Despite the success of the first Exodus, it didn’t become an annual event until 2023. But the idea always remained with Abby. She knew that if there were no more abortion workers, there would be no more abortion clinics. And if there were no more abortion clinics, there would be no more abortions. It’s a simple formula that ATTWN still believes in to this day, and it’s one that guides the now-annual event that Exodus has become. 

“For the abortion industry to lose a large number of employees in one day is devastating to them,” Abby said. “Exodus provides an opportunity for abortion clinic workers, staff, hourly staff, medical assistants, doctors, and executives to walk out for good. It doesn’t matter who it is. We want anybody in the abortion industry to turn in their resignation and walk out the door that day. And they can have the confidence to do that because And Then There Were None will be there to help them. We will help them financially. We will help them heal. We will help them with their bills. We will help them with whatever counseling they need. And we will help them pick up the pieces because every single worker is better than the abortion industry.” 

She continued, “Abortion is a spiritual battle, and abortion workers have been participating in a grave evil. They have dehumanized mothers and children, and because of that, they have become dehumanized themselves. Satan uses that. He wants to try to trick abortion workers to keep them at their jobs. He wants to convince them that they’re not strong enough to leave—that they’re not good enough to find another job. But we know that’s not true,” Abby shared. 

With a desire to protect its own interests, Planned Parenthood and the abortion industry only stoke even more fear as they add to these lies. 

“Abortion workers are just told so many lies. I could give example after example of just the financial pressure that’s put on them by the doctors in a lot of these private clinics,” Abby said. “Doctors will give these workers loans to help them when they’re behind on their mortgage or car payments, or to help pay off medical bills, whatever it may be. But those are all strategies of manipulation because then these doctors will turn around and tell the workers that if they leave, the doctor will sue them for not paying them back. It’s sick. But it makes the abortion workers feel trapped. They feel stuck. But we’re here to tell them, ‘Let that doctor sue you. He’ll be taking us on.’” 

All this help is important, but for Abby and ATTWN, the most important part of this ministry is introducing abortion workers to Christ. Whether an abortion worker walks out the door on Exodus Day or calls or texts ATTWN’s hotline on any other day of the year, it is the power of Christ that leads to true healing. 

“Abortion workers start to feel confidence when we introduce them to the love of Christ, the power of Christ that dwells within them,” Abby explained. “When we start taking off those shackles that the enemy has put on them, when we start giving them practical solutions, when we start showing them friendship and walking with them, they can truly begin the journey of healing—whether it’s their body, mind, soul, marriage—all of it.” 
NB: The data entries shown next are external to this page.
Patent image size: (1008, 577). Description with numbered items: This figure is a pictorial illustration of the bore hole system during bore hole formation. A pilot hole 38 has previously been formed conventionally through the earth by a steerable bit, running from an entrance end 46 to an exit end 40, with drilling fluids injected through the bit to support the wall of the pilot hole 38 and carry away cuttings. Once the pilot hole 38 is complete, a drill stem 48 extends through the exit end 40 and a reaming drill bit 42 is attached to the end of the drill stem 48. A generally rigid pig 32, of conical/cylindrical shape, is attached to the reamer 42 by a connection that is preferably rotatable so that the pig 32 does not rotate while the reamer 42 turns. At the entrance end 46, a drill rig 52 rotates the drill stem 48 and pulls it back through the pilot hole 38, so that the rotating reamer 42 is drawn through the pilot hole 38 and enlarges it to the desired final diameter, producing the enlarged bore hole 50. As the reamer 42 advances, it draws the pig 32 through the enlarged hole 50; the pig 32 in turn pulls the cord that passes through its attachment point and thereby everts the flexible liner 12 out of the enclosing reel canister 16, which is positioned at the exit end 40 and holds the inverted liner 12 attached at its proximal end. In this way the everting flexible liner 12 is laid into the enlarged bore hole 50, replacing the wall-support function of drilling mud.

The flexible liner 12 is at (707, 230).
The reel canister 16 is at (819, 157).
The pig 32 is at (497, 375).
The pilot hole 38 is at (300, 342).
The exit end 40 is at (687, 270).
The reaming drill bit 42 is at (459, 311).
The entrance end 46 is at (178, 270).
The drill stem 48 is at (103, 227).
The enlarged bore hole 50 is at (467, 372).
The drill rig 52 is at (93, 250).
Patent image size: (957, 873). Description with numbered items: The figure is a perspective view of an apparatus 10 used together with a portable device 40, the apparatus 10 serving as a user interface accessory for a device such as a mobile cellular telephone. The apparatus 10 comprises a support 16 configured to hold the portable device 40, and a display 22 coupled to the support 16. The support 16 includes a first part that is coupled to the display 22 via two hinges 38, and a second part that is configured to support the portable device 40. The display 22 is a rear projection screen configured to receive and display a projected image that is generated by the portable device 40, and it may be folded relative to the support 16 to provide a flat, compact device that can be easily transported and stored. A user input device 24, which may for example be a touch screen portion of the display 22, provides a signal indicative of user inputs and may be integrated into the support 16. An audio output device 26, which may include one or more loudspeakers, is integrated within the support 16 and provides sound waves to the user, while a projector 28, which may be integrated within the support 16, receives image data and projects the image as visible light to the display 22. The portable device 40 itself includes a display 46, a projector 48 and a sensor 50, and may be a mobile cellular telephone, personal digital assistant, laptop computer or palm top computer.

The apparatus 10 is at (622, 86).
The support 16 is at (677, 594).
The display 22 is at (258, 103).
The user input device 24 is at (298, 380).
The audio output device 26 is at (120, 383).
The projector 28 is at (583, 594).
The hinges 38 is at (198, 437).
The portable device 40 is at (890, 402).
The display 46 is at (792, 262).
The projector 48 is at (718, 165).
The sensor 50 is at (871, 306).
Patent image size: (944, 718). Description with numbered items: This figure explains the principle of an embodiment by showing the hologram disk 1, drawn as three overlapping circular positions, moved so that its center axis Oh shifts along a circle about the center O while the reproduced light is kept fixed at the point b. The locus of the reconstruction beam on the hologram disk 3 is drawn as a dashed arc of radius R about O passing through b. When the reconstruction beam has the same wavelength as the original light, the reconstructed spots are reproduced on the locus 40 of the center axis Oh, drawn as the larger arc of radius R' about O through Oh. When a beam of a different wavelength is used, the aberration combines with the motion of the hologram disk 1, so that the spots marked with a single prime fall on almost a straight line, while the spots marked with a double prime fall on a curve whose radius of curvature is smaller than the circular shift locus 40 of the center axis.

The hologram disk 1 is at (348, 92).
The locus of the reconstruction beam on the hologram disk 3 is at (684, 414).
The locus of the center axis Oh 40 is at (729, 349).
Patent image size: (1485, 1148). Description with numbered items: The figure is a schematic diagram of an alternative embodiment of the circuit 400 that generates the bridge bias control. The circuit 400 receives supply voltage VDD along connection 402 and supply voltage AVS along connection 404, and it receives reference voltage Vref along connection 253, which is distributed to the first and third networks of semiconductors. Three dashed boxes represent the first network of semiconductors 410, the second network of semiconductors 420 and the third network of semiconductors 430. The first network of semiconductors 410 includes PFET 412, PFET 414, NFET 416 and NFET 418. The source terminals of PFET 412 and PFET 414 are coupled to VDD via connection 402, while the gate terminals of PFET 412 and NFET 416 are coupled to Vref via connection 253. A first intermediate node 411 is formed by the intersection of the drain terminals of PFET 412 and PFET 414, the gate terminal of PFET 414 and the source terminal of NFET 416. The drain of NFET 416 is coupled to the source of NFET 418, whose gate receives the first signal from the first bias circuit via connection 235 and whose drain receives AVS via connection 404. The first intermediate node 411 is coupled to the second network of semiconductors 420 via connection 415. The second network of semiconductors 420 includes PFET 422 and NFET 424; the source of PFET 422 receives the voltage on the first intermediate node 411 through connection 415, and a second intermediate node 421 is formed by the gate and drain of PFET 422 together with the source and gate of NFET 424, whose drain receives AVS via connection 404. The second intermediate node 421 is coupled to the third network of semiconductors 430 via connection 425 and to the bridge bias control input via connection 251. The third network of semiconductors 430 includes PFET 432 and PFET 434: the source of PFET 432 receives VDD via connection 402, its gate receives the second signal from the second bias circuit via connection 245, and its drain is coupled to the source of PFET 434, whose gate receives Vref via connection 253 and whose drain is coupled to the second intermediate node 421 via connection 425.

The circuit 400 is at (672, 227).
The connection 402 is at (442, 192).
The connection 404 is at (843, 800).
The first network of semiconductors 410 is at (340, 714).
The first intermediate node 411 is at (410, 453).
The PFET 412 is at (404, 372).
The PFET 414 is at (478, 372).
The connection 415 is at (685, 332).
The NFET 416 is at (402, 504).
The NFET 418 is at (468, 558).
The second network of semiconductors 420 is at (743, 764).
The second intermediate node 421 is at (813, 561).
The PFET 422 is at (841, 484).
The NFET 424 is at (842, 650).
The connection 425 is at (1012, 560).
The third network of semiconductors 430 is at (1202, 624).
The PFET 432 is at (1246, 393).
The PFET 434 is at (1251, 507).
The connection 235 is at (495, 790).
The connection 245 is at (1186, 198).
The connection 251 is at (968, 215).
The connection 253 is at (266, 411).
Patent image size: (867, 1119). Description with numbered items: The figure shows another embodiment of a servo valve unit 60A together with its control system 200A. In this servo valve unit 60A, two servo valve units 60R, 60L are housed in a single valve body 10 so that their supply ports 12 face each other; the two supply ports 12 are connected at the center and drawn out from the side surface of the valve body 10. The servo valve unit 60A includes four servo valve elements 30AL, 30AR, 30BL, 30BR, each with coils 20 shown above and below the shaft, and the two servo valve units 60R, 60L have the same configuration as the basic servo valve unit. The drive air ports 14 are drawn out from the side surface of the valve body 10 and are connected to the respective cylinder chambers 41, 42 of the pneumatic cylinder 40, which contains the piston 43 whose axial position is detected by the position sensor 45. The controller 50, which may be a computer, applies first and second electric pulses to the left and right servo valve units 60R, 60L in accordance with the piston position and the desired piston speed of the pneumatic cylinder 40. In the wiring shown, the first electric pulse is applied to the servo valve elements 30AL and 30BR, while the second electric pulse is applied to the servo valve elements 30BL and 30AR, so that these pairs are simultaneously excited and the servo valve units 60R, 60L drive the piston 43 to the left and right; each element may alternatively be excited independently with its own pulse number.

If all of this sounds like a miracle, that’s because it is a miracle. Abby is happy to be out of the abortion industry for good, but she is even more grateful that she still has the opportunity to give back while serving the Lord through this ministry. As Abby has been reminded daily since launching ATTWN, “God is in the business of miracles. He worked a miracle in my life, He’s making miracles with every single Exodus, and He’s helping us make miracles happen each day at And Then There Were None.”